Jeff tries to get somebody to say something interesting and everyone refuses, sticking to the cliches of team and "familY' and everyone has a roll and everyone pulls their weight," blah blah blah. I think it's because they want to surprise John (for whatever reason) so they don't want to bring up their weak link. So dumb John sells HIMSELF out, when Jeff asks him what Twila could do better. John replies, "I'd like to see Twila take more naps. I take a lot of naps and it would sure take the heat off me if she'd stop constantly working!" Jeff asks Pretty Boy how he can justify napping while everyone else is working and John shrugs, 'Well, in addition to the fact that I'm so handsome I've nerve really HAD to work, I also have always done work when somebody like, tells me to. People should just sit back and like, chill." Jeff asks Chris what he's basing his vote on and Chris says trust, which makes Julie nervous, but she needn't worry: John is ousted 5-1. Even after his "Ode to my own Laziness" speech, he still has the gall to vote for Chad and claim the reason was he didn't want Chad to keep "sneaking by." Chris can't contain his happiness over how well his trap worked, while Sarge still seems angry that John really did vote against Chad. And John STILL doesn't get it, saying in his exit speech, "Well, I'm still awesome, but very surprised. Chris, I hope you win and that Sarge comes in second--I wish you hadn't turned against me, because I never would have turned against any of you. Except for you, Peg Leg." Bye, John. You won't be missed.

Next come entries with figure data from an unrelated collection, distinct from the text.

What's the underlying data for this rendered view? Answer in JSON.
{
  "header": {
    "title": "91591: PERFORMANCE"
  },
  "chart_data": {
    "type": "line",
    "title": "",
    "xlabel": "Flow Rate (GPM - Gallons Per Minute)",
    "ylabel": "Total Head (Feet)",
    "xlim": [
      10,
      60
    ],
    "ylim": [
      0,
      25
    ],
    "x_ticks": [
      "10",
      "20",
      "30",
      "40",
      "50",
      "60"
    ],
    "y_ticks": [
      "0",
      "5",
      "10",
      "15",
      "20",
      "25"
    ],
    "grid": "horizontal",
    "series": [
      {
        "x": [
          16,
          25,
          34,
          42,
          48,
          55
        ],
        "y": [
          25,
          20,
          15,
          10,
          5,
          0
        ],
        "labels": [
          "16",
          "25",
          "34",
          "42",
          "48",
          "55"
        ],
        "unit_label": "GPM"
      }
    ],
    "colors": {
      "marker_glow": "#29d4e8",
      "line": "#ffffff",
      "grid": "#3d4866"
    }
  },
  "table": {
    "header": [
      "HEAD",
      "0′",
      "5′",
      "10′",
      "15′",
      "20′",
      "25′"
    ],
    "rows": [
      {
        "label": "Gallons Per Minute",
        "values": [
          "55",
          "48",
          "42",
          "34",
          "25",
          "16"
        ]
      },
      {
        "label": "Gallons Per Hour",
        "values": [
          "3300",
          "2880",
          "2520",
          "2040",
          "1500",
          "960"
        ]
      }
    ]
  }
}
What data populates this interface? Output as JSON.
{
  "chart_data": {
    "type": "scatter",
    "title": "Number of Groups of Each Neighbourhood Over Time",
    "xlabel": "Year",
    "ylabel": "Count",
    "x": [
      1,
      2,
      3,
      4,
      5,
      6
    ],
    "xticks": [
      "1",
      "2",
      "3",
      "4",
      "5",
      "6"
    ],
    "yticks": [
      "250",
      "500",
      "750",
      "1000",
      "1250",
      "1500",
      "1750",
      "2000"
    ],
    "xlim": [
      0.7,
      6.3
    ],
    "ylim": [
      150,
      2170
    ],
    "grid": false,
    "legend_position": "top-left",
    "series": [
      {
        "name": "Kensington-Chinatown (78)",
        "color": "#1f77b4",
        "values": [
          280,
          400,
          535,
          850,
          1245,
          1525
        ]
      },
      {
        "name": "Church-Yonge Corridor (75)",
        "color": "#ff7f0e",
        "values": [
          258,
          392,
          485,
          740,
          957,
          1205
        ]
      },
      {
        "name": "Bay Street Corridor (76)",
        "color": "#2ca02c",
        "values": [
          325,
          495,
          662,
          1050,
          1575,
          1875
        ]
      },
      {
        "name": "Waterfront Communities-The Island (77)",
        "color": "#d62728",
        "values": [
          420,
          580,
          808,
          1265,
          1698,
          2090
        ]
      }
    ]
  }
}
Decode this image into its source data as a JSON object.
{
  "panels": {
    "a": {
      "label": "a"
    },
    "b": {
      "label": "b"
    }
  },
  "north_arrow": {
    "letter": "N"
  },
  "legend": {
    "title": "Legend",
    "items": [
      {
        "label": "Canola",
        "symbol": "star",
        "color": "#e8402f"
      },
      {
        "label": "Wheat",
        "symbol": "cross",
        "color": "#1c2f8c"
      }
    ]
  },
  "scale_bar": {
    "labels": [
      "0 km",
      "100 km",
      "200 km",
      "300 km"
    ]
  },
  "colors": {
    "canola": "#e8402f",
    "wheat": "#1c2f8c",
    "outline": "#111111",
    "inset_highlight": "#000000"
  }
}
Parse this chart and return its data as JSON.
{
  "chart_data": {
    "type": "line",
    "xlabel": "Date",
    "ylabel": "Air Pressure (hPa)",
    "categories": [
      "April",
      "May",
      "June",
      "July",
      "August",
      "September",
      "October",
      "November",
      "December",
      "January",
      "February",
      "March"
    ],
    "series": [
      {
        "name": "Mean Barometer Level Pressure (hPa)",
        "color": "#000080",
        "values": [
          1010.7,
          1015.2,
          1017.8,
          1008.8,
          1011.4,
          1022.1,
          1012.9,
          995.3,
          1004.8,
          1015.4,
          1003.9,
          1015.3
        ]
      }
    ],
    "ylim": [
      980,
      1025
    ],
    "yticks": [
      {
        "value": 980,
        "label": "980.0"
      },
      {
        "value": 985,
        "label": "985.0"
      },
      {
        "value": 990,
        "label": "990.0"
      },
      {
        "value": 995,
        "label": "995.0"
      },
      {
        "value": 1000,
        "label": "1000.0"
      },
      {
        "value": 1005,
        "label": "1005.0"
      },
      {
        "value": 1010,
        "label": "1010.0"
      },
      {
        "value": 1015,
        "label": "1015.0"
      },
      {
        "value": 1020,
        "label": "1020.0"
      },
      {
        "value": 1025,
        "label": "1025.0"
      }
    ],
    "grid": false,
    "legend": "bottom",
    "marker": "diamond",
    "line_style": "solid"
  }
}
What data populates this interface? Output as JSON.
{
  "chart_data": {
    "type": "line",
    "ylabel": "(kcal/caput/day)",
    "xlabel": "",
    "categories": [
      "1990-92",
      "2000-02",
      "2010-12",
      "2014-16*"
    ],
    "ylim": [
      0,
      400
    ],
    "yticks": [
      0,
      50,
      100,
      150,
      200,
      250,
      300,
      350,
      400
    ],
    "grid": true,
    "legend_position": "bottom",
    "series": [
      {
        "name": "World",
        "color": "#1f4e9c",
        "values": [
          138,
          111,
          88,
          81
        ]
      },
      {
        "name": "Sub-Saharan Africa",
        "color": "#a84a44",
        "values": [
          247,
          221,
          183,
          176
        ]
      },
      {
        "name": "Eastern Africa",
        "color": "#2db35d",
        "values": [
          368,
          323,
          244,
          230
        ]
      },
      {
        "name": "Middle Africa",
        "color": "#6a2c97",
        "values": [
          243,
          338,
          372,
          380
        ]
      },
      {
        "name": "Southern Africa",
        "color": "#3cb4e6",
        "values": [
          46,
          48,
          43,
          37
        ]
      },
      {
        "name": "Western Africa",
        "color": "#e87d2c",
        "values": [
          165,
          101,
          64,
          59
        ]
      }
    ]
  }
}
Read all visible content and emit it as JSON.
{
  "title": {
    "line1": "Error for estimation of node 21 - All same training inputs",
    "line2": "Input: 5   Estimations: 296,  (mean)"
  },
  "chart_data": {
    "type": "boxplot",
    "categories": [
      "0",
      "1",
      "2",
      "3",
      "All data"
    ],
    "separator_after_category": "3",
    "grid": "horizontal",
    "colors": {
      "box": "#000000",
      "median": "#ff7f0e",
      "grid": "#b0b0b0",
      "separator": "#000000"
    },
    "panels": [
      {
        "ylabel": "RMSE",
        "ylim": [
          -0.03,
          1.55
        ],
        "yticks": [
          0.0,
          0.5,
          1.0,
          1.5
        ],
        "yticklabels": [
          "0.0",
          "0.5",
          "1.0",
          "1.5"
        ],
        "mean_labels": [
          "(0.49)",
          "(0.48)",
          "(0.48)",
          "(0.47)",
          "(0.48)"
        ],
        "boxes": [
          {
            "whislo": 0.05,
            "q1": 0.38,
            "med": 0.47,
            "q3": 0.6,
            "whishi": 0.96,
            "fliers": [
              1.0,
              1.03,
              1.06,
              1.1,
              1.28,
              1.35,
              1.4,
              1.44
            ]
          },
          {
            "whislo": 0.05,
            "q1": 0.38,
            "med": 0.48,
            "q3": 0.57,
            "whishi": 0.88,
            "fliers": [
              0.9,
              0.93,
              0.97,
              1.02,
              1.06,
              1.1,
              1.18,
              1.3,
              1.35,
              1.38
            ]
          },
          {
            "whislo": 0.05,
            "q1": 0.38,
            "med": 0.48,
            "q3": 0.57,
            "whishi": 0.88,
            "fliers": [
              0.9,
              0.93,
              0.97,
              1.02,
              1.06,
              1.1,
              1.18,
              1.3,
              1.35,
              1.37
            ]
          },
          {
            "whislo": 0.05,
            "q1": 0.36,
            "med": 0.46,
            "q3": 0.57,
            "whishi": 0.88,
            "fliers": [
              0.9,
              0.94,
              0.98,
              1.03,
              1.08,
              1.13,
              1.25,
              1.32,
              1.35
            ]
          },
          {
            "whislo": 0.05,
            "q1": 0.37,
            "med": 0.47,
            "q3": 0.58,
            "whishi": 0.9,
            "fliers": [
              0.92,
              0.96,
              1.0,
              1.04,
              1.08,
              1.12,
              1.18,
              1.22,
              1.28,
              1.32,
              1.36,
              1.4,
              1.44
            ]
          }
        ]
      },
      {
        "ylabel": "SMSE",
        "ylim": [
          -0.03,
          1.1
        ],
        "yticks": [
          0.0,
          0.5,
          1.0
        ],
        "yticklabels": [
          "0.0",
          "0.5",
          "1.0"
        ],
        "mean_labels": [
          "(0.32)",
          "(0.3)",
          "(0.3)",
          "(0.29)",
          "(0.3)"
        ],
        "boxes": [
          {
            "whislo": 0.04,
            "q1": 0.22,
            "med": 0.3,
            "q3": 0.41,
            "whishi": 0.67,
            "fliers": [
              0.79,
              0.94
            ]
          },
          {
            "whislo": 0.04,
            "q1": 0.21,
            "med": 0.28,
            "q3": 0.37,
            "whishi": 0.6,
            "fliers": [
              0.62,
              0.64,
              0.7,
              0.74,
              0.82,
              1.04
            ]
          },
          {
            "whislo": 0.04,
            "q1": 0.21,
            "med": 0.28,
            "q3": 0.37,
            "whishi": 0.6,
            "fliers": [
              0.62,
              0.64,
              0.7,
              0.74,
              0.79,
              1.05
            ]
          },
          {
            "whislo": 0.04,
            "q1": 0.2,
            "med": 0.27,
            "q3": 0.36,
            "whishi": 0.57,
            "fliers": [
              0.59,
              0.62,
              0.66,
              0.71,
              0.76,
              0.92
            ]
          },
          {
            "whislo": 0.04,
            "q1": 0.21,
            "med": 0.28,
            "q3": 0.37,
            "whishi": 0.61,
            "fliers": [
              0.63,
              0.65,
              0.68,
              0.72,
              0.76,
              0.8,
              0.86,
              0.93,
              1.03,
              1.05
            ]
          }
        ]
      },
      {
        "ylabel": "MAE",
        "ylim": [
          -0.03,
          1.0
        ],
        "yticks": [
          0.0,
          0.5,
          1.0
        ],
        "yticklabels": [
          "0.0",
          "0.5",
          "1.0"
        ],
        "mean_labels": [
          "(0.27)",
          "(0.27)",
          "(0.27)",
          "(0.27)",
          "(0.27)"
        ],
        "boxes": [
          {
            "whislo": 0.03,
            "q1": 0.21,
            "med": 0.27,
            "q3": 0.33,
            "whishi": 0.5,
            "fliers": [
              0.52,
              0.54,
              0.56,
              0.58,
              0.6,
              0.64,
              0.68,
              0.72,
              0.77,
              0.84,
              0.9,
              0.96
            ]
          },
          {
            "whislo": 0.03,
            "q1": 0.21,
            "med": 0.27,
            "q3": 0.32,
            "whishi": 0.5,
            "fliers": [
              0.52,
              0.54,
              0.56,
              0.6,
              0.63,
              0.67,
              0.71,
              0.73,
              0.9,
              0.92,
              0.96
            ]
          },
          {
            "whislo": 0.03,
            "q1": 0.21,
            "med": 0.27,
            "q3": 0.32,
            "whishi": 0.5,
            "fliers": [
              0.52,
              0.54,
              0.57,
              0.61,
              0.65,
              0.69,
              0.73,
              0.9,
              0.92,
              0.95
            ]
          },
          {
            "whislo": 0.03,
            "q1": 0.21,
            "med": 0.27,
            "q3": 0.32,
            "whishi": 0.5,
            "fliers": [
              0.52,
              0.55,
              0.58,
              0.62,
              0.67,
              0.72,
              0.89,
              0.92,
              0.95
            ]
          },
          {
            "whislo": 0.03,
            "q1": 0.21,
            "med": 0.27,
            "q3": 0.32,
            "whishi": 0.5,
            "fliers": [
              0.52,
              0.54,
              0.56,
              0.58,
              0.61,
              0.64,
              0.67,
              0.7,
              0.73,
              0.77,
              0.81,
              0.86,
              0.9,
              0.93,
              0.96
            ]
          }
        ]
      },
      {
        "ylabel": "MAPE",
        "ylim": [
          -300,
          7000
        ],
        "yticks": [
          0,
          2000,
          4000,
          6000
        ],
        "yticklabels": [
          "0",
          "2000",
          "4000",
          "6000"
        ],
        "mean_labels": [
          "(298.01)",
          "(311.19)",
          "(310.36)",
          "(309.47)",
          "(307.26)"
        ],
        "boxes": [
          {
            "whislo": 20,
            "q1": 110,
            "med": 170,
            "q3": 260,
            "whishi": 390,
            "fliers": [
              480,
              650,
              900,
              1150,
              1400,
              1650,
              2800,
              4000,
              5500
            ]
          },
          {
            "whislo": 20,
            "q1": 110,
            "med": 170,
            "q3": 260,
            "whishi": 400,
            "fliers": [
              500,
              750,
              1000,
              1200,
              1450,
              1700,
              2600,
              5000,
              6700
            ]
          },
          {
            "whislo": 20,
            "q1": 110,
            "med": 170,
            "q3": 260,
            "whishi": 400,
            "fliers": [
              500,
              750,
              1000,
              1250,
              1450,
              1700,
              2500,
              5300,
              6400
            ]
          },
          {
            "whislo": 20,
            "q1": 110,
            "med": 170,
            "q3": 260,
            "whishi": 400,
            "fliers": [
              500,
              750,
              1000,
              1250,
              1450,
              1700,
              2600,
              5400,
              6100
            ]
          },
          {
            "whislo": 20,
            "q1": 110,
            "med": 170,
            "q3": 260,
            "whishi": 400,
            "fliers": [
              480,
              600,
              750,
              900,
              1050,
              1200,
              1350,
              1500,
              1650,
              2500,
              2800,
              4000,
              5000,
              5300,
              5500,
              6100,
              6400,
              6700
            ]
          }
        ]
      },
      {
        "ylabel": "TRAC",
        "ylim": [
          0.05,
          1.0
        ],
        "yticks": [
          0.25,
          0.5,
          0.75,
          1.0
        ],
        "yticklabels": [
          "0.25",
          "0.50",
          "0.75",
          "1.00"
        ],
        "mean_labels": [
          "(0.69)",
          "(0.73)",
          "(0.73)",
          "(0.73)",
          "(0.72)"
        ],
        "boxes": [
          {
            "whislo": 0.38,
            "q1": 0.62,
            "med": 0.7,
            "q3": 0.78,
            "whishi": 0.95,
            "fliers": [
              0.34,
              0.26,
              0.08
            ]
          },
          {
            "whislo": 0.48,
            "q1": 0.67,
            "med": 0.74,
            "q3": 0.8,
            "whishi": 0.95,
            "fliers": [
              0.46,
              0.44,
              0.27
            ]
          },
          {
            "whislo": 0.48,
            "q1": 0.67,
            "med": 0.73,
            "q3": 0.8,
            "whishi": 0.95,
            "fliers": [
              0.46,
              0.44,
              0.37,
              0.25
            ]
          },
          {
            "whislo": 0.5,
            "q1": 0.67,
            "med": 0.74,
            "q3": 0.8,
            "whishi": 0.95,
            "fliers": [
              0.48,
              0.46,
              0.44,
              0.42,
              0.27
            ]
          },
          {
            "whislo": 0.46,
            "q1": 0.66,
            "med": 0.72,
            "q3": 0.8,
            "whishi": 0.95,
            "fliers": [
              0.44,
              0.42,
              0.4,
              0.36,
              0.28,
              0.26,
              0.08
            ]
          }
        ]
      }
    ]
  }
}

John finishes in 11th place, historically the last person voted out before the merge. He joins Joel, who laughed at a sexist comment Gervase made, Michael who fell in the fire, whiny Lindsay who got her ass kicked by a tree (and who napped a lot too), Gina who dreamed of opening a coffee shop, Dumbb Robb, Shawna who begged to be voted off but changed her mind when boys arrived, and Trish, who seemed perfectly sane and nice until she decided to plot against Rupert and paid the price. This year, I'm more rooting against people I hate (like Ami and Rory) than I am rooting for people I like ( like LeAnn and Chad). And anyone else find themselves missing Dolly? I kinda do.